Ada suatu kisah yg menarik dari kisah-kisah menarik lainnya yang terjadi pada zaman Rasulullah SAW dan para shahabat yang mengisahkan tentang kemuliaan akhlak generasi shahabat yg begitu mencintai Rasulullah dan saudara2nya seiman melebihi cintanya thd dirinya sendiri.
Seseorang telah datang menemui Rasulullah SAW dan menceritakan tentang kelaparan yg dideritanya.
Kebetulan pada saat itu baginda rasul tidak memiliki makanan sedikitpun baik pada dirinya maupun di rumahnya yg dapat diberikan kepada orang itu. Kemudian baginda rasul bertanya kepada para shahabat, "Adakah diantara kamu yg sanggup melayani orang ini sebagai tamu pada malam ini bagi pihak aku?"
Seseorang dari kaum anshor telah menyahut," Wahai Rasulullah SAW, aku sanggup menjadi tuan rumah bagi tamumu seperti yg engkau kehendaki".Orang anshor tsb lalu membawa orang tadi kerumahnya dan menerangkan pula kepada istrinya seraya berkata," Lihatlah bahwa orang ini adalah tamu Rasulullah SAW dan kita mesti melayaninya dgn sebaik-baiknya.
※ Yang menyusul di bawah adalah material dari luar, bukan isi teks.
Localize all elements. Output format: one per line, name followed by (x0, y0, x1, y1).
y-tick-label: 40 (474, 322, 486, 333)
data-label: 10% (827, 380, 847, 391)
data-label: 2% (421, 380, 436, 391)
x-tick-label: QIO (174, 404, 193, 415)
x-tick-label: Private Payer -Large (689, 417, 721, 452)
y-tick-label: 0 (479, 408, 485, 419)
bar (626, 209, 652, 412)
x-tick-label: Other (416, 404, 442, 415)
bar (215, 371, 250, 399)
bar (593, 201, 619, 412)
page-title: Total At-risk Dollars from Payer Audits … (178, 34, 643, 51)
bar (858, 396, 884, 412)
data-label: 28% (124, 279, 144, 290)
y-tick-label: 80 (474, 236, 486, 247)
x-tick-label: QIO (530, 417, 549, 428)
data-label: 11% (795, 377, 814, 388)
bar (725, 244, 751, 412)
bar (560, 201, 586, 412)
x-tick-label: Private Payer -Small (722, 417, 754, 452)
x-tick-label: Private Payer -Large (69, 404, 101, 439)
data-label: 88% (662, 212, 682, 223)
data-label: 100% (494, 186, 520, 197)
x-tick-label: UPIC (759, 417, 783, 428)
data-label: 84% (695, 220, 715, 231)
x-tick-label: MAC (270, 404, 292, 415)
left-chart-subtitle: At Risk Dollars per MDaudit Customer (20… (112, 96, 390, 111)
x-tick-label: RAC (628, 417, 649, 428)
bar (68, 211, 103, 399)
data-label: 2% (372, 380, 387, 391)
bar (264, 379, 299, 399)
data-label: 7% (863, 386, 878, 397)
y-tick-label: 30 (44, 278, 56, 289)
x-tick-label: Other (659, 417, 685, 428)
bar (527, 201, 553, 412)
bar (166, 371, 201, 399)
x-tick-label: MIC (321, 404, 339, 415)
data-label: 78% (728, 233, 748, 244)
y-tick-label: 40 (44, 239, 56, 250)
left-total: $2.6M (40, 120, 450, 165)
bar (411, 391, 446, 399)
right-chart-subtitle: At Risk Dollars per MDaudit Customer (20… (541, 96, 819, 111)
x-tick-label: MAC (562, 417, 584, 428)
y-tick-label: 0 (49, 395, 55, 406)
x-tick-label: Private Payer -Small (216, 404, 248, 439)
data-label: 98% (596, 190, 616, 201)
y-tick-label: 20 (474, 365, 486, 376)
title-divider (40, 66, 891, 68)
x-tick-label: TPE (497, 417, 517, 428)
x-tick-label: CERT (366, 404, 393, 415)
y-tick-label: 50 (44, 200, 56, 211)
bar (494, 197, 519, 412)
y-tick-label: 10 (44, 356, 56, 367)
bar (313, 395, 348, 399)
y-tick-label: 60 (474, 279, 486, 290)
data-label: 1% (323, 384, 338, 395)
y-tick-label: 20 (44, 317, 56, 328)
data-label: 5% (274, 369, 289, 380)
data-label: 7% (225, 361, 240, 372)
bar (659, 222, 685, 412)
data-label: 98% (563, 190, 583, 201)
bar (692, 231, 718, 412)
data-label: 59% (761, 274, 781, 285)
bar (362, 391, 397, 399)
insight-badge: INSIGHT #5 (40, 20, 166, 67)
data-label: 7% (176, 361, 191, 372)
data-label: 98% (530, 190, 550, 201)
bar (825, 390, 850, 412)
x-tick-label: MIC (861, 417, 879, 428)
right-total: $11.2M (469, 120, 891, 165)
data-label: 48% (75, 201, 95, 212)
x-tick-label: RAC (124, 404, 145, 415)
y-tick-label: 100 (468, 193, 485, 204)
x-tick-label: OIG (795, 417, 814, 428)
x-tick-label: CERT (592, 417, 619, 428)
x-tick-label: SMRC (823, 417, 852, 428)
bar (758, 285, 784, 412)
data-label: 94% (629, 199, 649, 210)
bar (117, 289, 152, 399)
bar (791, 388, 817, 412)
Istriku, apakah kau masih mempunyai barang sedikit makanan yg dapat kita berikan untuk orang tsb?",
Istrinya menjawab, "Suamiku, Demi Allah! kita hanya mempunyai makanan sedikit, itupun persediaan makanan yg akan kita berikan kepada anak2 kita malam ini dan makanan itu hanya cukup untuk anak2 kita. kaupun tahu bahwa tadi siang kita berpuasa, agar makanan ini mencukupi bagi anak2 kita."
Orang anshor itupun kemudian berkata, "Kalau begitu tolong kau tidurkan anak2 kita terlebih dahulu dgn tidka memberikan makanan kepada mereka. Kau suguhkanlah seluruh makanan yg kita punya itu kepada tamu kita, isi piringnya dgn makanan yg memang hanya sedikit itu,kemudian saya akan menemaninya makan. Agar tamu itu tidak mengetahui bahwa piring saya kosong karena tiadanya makanan, maka pada saat akan dimulai tolonglah kau padamkan lampu di rumah kita . sehingga tamu itu tidak menyadari bahwa saya tidak makan bersamanya.
Akhirnya orang anshor dan istrinya itupun sepakat untuk menjalankan rencana mereka untuk menjamu tamu mereka. Mereka tidurkan anak2 mereka, dengan memberikan pengertian kepada mereka bahwa kita malam ini kedatangan tamu yg merupakan tamu dari Rasulullah SAW, dan kita akam memuliakan tamu itu dgn menghidangkan makanan yg kita punyai, akhirnya anak2 itupun tidur dgn menahan rasa laparnya.
Dan tamu itupun akhirnya menyantap hidangan yg diberikan oleh tuan rumah dengan lahap tanpa menyadari sedikitpun bahwa sesungguhnya tuan rumah yg menurutnya menemaninya makan itu ternyata tidak makan apapun yg dikarenakan mereka sudah tidak mempunyai makanan lagi."
Demikianlah, sungguh indah akhlak mereka, mereka berusaha untuk menyenangkan saudara2 mereka tanpa memberikan kesan bahwa sesungguhnya mereka sendiri berada dalam kesulitan.
Ketika Rasulullah SAW mentaakhi (mempersaudarakan) mereka (antara kaum anshor dan kaum muhajirin), kaum anshorpun dengan kerelaan dan keiklasan yg dilambari oleh rasa cinta kepada Allah SWT dan Rasul-Nya memberikan sebahagian dari apa yg mereka miliki kepada saudara2 mereka dari kaum muhajirin.
Allah pun berfirman dalam kitabnya, "Dan mereka mengutamakan (orang-orang Muhajirin) atas diri mereka sendiri, sekalipun mereka berada dalam kesusahan" (Al Hasy: 9)
Mereka mengatakan kepada saudara2 mereka, "Saya mencitai kalian karena Allah, sungguh! hanya dikarenakan Allah mencintai kalianlah sehingga Allah memberikan cinta-Nya kepadaku, sehingga akupun mencintai kalian karena-Nya".